Evening @ Le Petit Salon 2016
LPM Projects
presents
Le Petit Salon / An Evening with Rowan Corkill
May 8 / 7pm
380 Elgin St. / Ottawa
613-695 0380 / www.lepetitsalon.ca
ABOUT
We’ve purchased an amazing piece of art from the captivating mind of Mr. Rowan Corkill and we want to show it off. So, we’ve decided to throw a little “art night” in honour of the piece, the artist and combatting boredom. Come hang around, listen to some great music, chat with cool people and pretend to know something about art, #soclassy.
About the Artist
Rowan Corkill’s work features many strange and bizarre materials collected from human, animal and plant life, most of which are imbued with strong symbolic references and meanings. His representative and owner of LPM Projects formally known as La Petite Mort Gallery, Guy Bérubé will be here with some of Rowan’s prints for sale, #sobougie.
Music – Keturah Johnson
Retail Promotion – NO TAX on Bumble & bumble products purchased that night.

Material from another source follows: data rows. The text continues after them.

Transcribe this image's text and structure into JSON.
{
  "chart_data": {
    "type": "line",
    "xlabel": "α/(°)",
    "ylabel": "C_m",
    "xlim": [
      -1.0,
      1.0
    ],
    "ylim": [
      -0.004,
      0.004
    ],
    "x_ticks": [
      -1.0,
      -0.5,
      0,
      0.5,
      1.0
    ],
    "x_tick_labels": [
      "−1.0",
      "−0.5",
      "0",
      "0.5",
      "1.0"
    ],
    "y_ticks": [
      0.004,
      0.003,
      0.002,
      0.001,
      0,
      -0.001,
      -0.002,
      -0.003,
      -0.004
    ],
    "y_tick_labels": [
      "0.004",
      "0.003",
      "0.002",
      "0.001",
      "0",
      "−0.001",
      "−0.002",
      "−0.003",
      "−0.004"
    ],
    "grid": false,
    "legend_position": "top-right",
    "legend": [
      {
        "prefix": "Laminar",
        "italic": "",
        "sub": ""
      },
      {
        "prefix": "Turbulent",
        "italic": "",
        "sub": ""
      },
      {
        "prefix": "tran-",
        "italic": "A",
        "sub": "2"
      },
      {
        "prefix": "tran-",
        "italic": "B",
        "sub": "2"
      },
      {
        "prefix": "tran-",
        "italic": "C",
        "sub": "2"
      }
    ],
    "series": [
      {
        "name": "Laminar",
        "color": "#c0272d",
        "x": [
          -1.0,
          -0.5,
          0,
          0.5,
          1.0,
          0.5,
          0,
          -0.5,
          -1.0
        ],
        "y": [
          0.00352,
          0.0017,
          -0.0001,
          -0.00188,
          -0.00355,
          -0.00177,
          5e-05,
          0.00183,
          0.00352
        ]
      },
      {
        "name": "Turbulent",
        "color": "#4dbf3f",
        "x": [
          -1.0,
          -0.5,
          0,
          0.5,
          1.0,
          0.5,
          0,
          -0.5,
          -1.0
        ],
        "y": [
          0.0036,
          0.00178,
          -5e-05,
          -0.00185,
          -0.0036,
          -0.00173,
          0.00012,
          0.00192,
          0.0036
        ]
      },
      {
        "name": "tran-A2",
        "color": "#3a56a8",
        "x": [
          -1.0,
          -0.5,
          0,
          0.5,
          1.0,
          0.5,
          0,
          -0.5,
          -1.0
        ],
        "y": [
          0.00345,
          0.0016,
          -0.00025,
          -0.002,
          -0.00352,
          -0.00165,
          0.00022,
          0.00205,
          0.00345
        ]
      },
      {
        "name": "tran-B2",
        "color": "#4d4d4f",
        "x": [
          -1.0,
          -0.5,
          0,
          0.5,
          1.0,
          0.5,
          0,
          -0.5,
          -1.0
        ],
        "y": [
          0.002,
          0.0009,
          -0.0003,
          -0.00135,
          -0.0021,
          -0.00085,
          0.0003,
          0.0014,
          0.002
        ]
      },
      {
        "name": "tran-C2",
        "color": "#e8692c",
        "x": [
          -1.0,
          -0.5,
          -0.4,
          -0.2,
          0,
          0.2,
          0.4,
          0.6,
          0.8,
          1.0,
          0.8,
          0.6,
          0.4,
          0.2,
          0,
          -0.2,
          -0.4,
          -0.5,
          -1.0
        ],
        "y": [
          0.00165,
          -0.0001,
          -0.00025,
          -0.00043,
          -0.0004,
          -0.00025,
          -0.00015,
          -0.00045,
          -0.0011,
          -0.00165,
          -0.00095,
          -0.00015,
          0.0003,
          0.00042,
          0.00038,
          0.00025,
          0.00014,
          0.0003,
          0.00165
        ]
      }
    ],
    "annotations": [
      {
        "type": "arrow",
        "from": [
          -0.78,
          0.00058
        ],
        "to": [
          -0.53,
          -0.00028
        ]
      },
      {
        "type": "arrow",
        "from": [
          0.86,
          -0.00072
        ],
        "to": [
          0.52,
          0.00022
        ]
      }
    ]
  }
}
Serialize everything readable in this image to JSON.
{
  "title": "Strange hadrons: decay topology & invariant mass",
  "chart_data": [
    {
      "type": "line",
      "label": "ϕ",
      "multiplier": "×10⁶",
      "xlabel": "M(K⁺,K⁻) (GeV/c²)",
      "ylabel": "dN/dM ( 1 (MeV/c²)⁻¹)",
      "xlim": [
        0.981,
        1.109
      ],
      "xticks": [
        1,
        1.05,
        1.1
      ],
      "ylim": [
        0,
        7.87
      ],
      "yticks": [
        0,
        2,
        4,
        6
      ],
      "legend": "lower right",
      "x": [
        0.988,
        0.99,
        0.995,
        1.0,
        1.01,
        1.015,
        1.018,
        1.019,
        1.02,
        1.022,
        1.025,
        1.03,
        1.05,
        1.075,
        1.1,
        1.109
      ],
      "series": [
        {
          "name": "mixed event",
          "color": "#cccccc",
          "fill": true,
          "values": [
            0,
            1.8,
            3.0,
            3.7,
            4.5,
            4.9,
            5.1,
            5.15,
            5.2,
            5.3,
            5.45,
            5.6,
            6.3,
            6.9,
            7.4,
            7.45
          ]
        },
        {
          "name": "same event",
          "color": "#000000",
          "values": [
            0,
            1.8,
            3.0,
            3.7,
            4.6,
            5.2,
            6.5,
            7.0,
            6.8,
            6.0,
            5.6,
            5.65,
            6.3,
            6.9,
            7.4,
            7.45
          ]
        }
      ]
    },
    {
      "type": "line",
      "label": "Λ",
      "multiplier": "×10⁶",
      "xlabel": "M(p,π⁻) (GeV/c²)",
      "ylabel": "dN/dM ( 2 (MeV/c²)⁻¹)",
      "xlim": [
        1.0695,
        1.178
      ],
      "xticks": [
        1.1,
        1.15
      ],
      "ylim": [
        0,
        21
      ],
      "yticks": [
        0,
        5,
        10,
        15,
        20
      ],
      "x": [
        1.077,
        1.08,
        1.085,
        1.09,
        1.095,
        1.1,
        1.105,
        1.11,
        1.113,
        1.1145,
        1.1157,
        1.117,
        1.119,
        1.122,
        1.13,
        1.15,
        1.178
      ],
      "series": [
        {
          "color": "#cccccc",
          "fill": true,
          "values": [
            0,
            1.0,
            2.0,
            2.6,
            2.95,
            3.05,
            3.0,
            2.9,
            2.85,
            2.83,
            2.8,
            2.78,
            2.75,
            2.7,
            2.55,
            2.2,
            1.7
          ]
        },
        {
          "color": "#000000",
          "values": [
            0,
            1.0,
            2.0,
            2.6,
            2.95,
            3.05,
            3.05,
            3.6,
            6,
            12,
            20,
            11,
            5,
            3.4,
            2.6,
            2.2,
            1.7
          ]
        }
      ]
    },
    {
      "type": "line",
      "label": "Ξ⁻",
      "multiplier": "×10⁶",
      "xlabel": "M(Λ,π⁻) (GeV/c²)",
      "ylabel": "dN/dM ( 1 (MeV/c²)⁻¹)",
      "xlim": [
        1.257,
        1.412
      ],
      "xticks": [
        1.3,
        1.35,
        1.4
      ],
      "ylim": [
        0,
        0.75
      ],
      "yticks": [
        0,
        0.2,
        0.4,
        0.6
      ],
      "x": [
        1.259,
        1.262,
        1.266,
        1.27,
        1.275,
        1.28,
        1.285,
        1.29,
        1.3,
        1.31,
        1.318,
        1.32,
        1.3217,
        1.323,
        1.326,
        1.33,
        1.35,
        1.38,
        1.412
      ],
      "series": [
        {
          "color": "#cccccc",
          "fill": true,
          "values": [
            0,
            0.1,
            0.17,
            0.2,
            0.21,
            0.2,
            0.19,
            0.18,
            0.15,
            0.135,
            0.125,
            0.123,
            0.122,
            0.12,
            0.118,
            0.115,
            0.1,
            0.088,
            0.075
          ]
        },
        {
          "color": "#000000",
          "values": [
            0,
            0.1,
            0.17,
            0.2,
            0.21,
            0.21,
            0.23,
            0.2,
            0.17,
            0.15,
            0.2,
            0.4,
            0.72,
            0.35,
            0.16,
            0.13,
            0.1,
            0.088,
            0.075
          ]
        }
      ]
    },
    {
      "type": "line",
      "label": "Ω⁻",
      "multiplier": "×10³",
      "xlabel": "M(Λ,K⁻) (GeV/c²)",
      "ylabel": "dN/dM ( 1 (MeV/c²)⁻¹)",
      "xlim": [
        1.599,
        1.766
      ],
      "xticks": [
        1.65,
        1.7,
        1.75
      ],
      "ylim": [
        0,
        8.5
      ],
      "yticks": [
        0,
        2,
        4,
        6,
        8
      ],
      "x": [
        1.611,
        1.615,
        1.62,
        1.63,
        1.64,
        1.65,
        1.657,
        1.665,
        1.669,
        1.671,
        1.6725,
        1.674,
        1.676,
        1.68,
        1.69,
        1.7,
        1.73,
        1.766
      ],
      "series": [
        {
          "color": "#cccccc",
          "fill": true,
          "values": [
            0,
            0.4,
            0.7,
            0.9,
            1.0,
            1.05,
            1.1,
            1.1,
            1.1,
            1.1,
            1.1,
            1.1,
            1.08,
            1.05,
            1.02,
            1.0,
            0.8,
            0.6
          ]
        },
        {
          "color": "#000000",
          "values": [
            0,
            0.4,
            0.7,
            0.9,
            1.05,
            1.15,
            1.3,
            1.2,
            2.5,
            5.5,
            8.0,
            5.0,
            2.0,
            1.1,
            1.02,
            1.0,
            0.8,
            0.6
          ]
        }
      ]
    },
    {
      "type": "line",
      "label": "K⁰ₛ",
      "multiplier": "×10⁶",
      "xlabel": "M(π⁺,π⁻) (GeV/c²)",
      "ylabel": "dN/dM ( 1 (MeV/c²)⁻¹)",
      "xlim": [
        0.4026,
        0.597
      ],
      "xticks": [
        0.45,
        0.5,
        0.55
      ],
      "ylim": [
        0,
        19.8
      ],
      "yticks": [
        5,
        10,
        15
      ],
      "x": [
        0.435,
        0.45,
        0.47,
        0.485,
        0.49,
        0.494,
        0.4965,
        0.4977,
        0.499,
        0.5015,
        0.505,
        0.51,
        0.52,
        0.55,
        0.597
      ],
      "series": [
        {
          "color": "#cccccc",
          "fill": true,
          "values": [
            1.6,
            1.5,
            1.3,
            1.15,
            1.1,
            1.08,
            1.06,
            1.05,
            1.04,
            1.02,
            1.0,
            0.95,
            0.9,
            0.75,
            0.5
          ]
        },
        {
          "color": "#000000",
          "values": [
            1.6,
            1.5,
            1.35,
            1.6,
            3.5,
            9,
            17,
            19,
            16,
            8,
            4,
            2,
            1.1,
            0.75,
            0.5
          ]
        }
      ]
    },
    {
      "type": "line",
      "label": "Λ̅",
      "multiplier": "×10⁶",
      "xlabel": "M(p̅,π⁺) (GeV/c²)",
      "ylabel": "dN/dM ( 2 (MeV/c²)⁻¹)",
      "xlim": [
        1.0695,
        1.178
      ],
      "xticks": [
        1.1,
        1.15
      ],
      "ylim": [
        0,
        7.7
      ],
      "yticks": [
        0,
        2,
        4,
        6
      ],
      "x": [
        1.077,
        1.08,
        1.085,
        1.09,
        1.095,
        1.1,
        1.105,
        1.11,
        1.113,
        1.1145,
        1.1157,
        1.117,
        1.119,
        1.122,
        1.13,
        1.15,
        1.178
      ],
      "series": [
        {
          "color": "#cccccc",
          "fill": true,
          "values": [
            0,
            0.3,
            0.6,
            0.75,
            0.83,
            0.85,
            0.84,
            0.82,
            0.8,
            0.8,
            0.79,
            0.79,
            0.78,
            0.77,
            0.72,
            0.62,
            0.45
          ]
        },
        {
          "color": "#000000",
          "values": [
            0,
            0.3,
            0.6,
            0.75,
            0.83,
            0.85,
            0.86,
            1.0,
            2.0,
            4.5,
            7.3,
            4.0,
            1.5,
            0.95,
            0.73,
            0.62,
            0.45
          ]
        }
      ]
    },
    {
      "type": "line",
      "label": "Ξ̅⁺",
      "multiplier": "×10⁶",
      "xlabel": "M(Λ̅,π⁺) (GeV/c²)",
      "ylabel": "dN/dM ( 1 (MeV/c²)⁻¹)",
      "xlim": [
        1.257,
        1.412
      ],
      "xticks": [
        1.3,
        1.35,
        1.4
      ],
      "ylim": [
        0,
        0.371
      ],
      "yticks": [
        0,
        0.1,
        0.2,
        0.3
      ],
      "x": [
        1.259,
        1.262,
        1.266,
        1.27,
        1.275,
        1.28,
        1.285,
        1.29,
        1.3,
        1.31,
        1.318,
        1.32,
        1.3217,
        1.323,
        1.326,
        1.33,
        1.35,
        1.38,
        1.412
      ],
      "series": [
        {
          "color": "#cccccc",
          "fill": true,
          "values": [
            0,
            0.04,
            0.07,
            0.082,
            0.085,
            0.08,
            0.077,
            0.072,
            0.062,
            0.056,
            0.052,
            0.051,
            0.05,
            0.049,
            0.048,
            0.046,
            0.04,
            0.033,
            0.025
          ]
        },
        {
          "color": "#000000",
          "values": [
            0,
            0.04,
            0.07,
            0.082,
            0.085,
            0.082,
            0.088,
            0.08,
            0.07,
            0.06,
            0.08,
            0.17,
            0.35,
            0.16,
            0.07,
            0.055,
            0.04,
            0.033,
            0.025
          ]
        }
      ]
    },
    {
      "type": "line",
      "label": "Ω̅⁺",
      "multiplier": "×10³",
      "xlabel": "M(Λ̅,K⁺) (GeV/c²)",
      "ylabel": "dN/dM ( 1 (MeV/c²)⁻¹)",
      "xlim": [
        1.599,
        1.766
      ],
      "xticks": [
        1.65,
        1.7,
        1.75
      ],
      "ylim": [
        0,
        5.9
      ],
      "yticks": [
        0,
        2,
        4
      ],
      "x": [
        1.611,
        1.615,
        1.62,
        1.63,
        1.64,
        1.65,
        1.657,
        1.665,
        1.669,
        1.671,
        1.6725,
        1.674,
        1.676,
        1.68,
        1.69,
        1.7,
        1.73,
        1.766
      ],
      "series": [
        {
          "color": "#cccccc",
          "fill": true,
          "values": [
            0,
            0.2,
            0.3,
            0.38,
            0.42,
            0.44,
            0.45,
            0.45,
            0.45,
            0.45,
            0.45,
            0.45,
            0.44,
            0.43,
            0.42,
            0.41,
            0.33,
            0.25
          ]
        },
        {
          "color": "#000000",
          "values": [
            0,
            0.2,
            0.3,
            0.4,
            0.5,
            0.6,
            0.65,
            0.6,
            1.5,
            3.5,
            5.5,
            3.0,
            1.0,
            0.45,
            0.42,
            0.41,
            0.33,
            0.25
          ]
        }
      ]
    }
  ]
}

Refreshments – Cash Bar $5 a piece.
Sunday funday directly translates to; there’s nothing else going on! Le Petit Art Show kicks off on Sunday May 8th, and you’re invited. Le Petit Salon (380 Elgin Street) is your spot for a night of fun and excitement. Come in, come by, bring a guest, and enjoy something different.
À bientôt!
Artist Statement:
The Others. 2013
The other, a term used within colonial times to represent the indigenous inhabitants
of a colonised country was a term labelled with ideas of savage nations with no
customs or morality, yet these terms and ideas have been created purely out of
ethnocentric views by western society. Labelling a culture as uncivilised purely
because they do not share our beliefs and morals gave western empires the moral
obligation to colonise and change an indigenous society purely for their own colonial
gain. The western world was taught to fear the Other yet in reality it was the western
world that should be truly feared as the destroyer of new worlds. The masked faces
of the other may be unsettling to the eye and sinister in their obscurity, but if we look
close enough we can see that it is the subject matter who is truly in fear, nervously
poised and staring into the eyes of change.